In August 1934, after being elected as a delegate to the International Geographical Congress in Warsaw, Poland, Louise set out on a 3 month journey across the Polish countryside photographing and recording the customs, dress, economy and culture of the many ethnic Poles and Russians in the newly formed nation. The journey, by car, rail, boat and on foot took her first from Lviv to Kovel (these towns are in the Ukraine today), and then to Kobrin – Pinsk – Kletsk – Nesvizh – Slonim (these towns are in Belarus today). She finished the journey in Vilno. Her travel narrative was supplemented with over 500 photographs and published by the American Geographical Society in 1937.[1]

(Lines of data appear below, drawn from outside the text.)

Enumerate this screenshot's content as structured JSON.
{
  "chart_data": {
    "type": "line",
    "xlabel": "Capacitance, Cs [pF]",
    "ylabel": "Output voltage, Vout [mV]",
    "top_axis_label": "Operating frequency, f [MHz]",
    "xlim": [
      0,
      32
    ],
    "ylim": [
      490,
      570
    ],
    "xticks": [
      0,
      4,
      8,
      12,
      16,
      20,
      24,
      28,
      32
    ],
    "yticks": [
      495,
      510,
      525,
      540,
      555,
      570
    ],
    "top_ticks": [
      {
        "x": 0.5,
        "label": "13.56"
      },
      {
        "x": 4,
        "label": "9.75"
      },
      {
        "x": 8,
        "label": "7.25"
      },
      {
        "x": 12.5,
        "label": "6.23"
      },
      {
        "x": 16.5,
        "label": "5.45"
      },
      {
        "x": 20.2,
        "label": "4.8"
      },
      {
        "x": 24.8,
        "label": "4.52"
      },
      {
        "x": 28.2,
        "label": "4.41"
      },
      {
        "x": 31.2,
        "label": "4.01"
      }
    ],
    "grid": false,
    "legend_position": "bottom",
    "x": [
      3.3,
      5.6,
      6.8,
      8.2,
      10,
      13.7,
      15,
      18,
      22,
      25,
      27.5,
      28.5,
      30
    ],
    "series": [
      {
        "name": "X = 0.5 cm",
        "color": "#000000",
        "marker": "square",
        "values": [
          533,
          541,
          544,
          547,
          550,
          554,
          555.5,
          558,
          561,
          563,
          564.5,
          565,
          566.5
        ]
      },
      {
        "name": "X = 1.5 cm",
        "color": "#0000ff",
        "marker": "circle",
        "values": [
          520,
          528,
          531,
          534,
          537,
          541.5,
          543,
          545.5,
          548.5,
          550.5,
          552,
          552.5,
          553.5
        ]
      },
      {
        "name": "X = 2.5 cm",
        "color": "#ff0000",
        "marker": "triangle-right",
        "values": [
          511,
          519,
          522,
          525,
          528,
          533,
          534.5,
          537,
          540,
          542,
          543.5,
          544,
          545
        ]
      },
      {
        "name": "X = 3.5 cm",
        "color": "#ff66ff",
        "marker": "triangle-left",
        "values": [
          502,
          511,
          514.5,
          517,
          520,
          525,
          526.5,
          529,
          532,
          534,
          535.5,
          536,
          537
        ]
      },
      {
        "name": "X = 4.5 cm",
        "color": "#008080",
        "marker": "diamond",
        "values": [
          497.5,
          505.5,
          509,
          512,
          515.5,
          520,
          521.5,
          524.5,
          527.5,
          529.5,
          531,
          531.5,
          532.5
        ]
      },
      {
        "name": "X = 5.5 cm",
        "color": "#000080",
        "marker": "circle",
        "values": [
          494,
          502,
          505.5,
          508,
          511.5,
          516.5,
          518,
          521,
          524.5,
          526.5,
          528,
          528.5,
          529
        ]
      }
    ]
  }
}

With the outbreak of World War II, the knowledge she had gained in the course of her six previous expeditions to Greenland and the Arctic became of strategic significance and sensitivity. The United States government requested that she not publish THE BOOKshe was writing about her 1937 and 1938 expeditions and asked her to lead, for the Department of Commerce National Bureau of Standards, a geophysical expedition along the west coast of Greenland and down the coast of Baffin Island and Labrador. She was appointed as the Bureau's consulting expert on a dollar a year basis. She chartered and outfitted at her own expense the schooner Effie M. Morrissey. This schooner, owned and commanded by captain Robert Bartlett, had been successfully running yearly scientific expeditions to the Arctic since 1926. The principal purpose of the 1941 Bureau of Standards expedition was to obtain data on radio-wave transmission in the Arctic regions traversed. The ionosphere, geomagnetism and aurorae were studied. The Effie M. Morrissey sailed from Washington DC on June 11, 1941, with Louise Boyd leading a scientific party of four men (including a physician) and a crew of eleven under the command of Capt. Bartlett. The expedition returned to Washington DC on November 3, 1941 with valuable data.[2]

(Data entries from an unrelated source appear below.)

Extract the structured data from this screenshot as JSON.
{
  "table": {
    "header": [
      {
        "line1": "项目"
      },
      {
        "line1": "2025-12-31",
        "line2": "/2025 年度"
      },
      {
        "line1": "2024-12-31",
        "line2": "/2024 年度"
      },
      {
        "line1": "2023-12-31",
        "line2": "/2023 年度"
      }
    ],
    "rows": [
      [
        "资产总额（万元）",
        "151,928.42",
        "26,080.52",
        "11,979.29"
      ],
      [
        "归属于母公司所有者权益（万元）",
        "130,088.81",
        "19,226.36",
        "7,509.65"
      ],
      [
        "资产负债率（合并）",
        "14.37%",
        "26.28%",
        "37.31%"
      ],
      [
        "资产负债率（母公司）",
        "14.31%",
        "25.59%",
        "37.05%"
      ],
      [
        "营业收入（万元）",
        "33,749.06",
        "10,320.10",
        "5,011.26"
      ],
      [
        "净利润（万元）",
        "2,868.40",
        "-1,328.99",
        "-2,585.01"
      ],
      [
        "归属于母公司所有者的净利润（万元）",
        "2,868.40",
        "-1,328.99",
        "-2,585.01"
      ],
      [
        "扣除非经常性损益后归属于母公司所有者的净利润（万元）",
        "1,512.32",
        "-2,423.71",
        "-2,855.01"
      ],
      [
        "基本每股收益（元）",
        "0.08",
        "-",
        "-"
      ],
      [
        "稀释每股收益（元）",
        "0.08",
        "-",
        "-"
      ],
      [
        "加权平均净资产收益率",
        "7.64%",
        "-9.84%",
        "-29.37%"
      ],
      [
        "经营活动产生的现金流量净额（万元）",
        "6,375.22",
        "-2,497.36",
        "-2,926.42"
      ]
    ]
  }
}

During the remainder of the war, Boyd worked on secret assignments for the U.S. Department of the Army and she was awarded, in 1949, a Department of Army Certificate of Appreciation.[3]
Her earlier BOOK that had been held from publication, The Coast of Northeast Greenland, was published after the war, in 1948.
Later in life Louise Boyd was an active and well-known Marin figure and hostess while serving as a member of the Executive Committee of the San Francisco Symphony. She also accumulated many academic honors receiving an honorary law degree from the University of California, Berkeley and from Mills College. She was also the second woman ever to receive the Cullum Medal of the American Geographical Society and in 1960 was the first woman to be elected to their board. She was also made an honorary member of the California Academy of Science. Near the end of her life, Louise made some bad investments and had already spent much of her fortune outfitting and chartering her many explorations. Eventually she had to sell the family home in San Rafael and all her furniture. She died in San Francisco on September 14, 1972.